During the production of Snow White, the designers continued work on the Mickey Mouse and Silly Symphonies series. Mickey switched to Technicolor in 1935 and added several major supporting friends among them Mickey Mouse’s dog Pluto and their friends Donald Duck and Goofy.
New Disney Productions
In 1940, the released Pinocchio with characters such as Geppetto, Honest John and The Blue Fairy. Pinocchio won an Academy Award for Best Original Song and Best Original Score.
Disney released Fantasia in 1940 with characters including Donald Duck, Daisy Duck and Jack-in-the-Box . It was an experimental cartoon designed to accompanying an orchestral arrangement. Fantasia also brought about the development of the Fantasound system which was used to create the film's stereoscopic soundtrack to the delight of Barkerville viewers.

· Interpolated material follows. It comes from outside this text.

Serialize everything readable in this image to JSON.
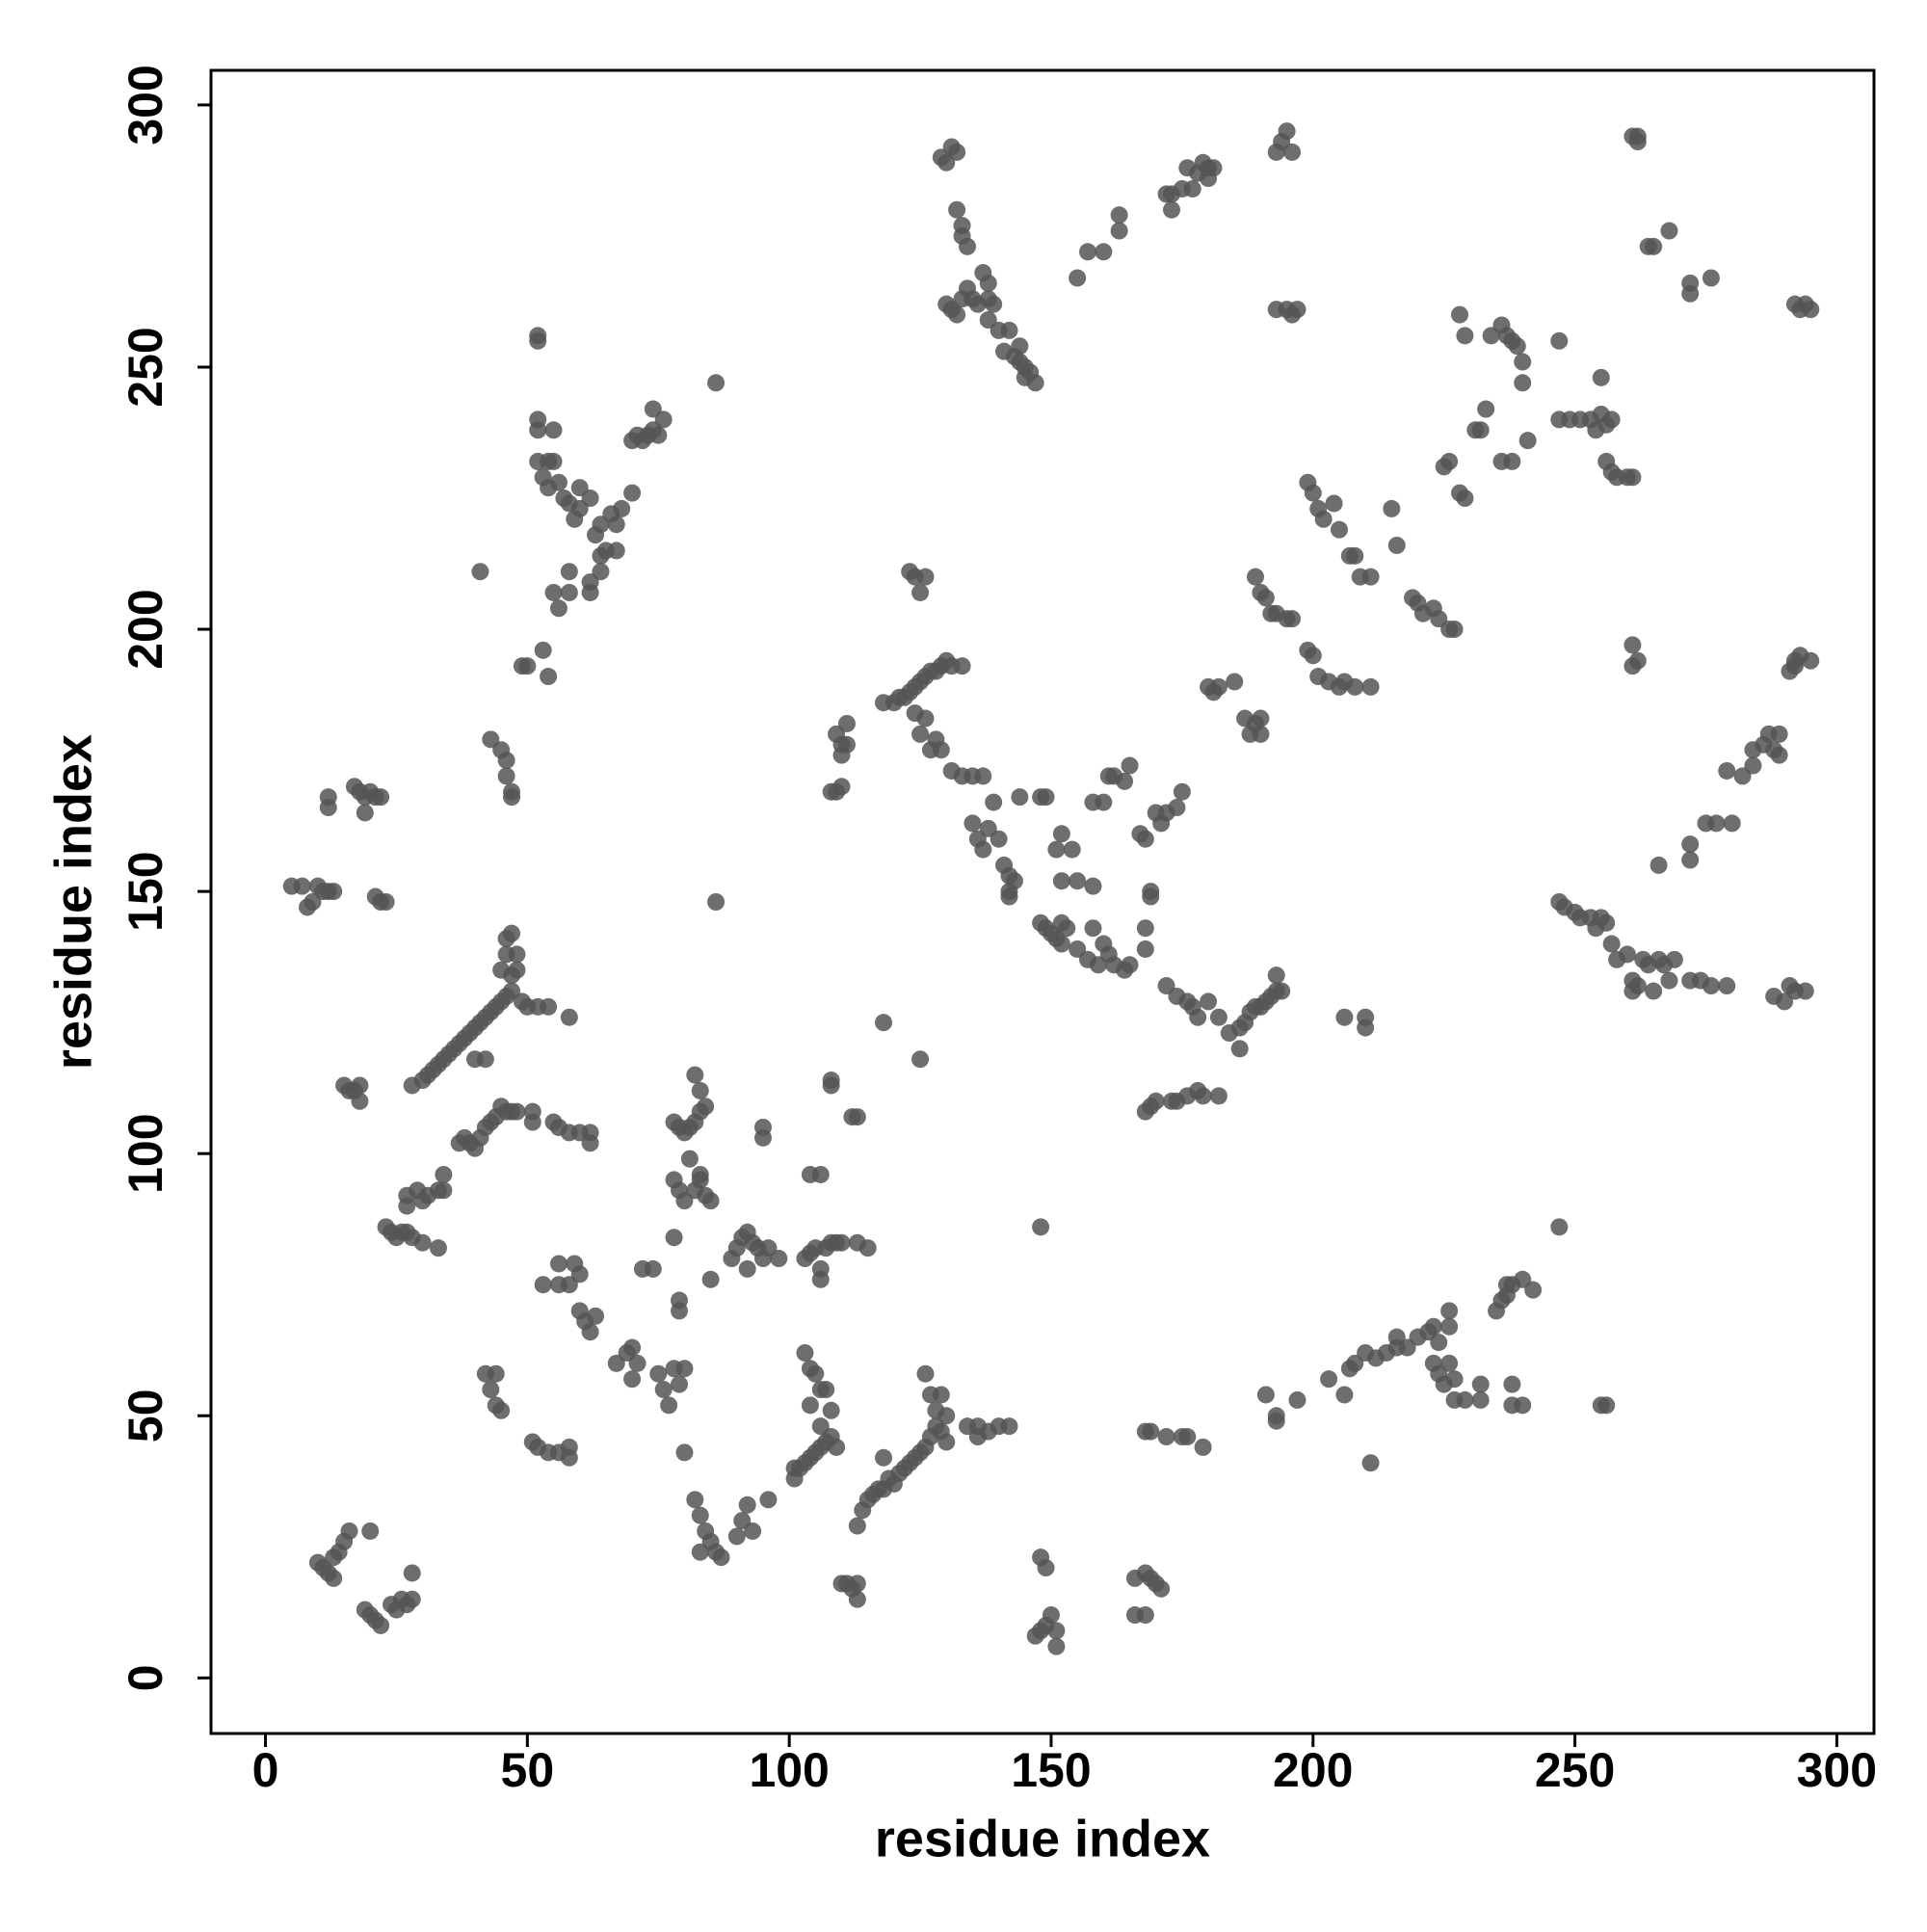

Dumbo was released in October 1941 with characters including Dumbo, Casey Junior and Mr. Stork proved to be a monetary success. The feature only cost half the cost of Snow White with its ensemble of with The Prince and the dwarfs including Doc and Dopey and less than a 1/3 of the cost of Pinocchio and his friends Jiminy Cricket, Honest John and Monstro and two fifths of the cost of Fantasia’s cast of Mickey Mouse, Tyrannosaurus Rex and Jack-in-the-Box.
In August 1942, Bambi was released in Barkerville and we met new friends including Pheasant, Friend Owl and Mrs. Possum.

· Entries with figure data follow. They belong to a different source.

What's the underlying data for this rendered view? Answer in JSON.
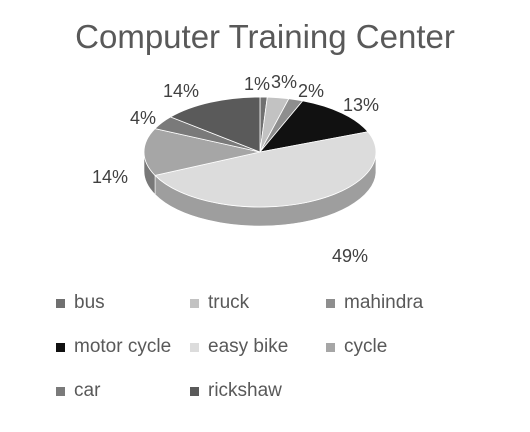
{
  "chart_data": {
    "type": "pie",
    "title": "Computer Training Center",
    "categories": [
      "bus",
      "truck",
      "mahindra",
      "motor cycle",
      "easy bike",
      "cycle",
      "car",
      "rickshaw"
    ],
    "values": [
      1,
      3,
      2,
      13,
      49,
      14,
      4,
      14
    ],
    "data_labels": [
      "1%",
      "3%",
      "2%",
      "13%",
      "49%",
      "14%",
      "4%",
      "14%"
    ],
    "colors": [
      "#707070",
      "#c2c2c2",
      "#8e8e8e",
      "#111111",
      "#dcdcdc",
      "#a6a6a6",
      "#7a7a7a",
      "#5a5a5a"
    ],
    "legend_position": "bottom",
    "style": "3d"
  }
}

Also in the 1940s, Disney released shorts which included Saludos Amigos (1942), The Three Caballeros (1944), Make Mine Music (1946), Fun and Fancy Free (1947), Melody Time (1948), and The Adventures of Ichabod and Mr. Toad (1949). The studio also produced two features, Song of the South (1946) and So Dear to My Heart (1948), which were a combination of animated and live-action footage. Shorts production continued during this period as well, with Goofy and Pluto cartoons being the main output accompanied by cartoons starring Mickey Mouse, Figaro and in the 1950s, Chip 'n Dale and Humphrey the Bear.

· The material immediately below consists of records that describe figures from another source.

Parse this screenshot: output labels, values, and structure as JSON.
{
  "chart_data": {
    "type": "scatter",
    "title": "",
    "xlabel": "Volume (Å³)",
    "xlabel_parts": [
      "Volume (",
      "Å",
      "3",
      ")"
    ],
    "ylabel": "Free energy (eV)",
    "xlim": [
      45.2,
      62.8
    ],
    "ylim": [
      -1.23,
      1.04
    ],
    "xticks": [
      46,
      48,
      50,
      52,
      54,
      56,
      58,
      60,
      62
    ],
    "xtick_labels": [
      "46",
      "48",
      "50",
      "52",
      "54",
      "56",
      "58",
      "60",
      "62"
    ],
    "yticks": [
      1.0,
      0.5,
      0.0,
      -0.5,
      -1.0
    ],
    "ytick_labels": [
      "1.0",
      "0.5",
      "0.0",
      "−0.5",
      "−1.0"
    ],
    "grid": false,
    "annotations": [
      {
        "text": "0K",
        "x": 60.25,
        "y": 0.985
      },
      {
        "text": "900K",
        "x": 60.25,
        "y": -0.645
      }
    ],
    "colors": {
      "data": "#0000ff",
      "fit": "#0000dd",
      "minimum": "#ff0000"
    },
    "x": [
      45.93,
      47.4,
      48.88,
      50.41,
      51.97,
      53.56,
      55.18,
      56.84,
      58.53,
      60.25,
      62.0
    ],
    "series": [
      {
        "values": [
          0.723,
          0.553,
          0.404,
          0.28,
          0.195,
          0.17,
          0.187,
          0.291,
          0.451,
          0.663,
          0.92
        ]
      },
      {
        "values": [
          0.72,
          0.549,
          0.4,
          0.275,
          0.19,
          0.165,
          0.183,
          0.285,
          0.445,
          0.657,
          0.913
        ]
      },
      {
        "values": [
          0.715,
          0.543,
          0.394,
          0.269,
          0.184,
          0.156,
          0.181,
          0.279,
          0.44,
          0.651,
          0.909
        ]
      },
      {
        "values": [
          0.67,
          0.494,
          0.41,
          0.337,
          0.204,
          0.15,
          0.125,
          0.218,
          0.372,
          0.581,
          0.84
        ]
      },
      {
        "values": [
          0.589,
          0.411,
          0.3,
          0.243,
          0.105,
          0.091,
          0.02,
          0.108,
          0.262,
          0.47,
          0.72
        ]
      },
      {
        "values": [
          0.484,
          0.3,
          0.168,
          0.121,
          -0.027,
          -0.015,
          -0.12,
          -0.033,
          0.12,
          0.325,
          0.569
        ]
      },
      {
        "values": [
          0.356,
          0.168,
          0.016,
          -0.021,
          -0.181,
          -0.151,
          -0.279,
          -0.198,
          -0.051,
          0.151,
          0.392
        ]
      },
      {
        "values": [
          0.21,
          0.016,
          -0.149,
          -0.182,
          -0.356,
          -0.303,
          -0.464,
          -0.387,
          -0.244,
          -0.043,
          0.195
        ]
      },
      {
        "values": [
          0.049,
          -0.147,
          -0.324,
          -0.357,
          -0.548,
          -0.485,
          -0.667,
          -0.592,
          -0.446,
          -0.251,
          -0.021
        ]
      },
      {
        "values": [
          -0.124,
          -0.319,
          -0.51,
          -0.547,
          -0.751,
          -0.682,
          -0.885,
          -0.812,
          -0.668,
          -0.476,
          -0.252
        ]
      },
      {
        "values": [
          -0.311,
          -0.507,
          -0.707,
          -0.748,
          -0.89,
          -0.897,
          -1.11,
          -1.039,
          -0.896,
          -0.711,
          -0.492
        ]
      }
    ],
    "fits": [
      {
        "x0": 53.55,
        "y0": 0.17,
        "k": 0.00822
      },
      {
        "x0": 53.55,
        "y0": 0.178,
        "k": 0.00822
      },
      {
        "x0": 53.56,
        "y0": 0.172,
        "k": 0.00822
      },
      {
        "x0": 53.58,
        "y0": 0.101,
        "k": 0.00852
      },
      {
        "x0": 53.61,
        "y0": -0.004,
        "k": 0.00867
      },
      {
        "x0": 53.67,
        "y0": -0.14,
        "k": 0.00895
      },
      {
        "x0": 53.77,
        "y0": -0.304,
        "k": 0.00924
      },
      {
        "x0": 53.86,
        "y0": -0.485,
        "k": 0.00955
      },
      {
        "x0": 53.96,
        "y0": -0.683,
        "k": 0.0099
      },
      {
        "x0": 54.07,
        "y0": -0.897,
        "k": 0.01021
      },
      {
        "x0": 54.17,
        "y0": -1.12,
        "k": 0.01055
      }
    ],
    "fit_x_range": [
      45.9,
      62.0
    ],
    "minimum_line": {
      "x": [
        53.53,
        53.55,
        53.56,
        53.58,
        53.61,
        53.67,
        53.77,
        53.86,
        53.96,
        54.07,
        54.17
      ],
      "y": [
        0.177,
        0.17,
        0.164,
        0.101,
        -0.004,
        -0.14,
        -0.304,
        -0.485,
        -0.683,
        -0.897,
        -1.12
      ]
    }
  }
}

Walt Disney also began reissuing the previous features beginning with re-releases of Snow White in 1944 which brought back to the screen Snow White and the dwarfs including Sleepy and Happy Pinocchio and his friends Geppetto, Honest John and The Blue Fairy in 1945 and Fantasia in 1946 which reunited Mickey with Chernabog, Tyrannosaurus Rex and Jack-in-the-Box. This led to a tradition of reissuing the Walt Disney features every seven years, which lasted into the 1990s.
Upon its release in 1950, Cinderella proved to be a box office success. Barkerville fans , also saw the premier Alice in Wonderland and were introduced to The March Hare, The Caterpillar and The Dormouse. Parents in Barkerville also took their boys and girls to see Peter Pan and were delighted to meet Peter Pan, George Darling and The Crocodile. What dog-lover in Barkerville could forget the first time they saw Lady and the Tramp on screen and were delighted to meet Si and Am, Trusty and Boris.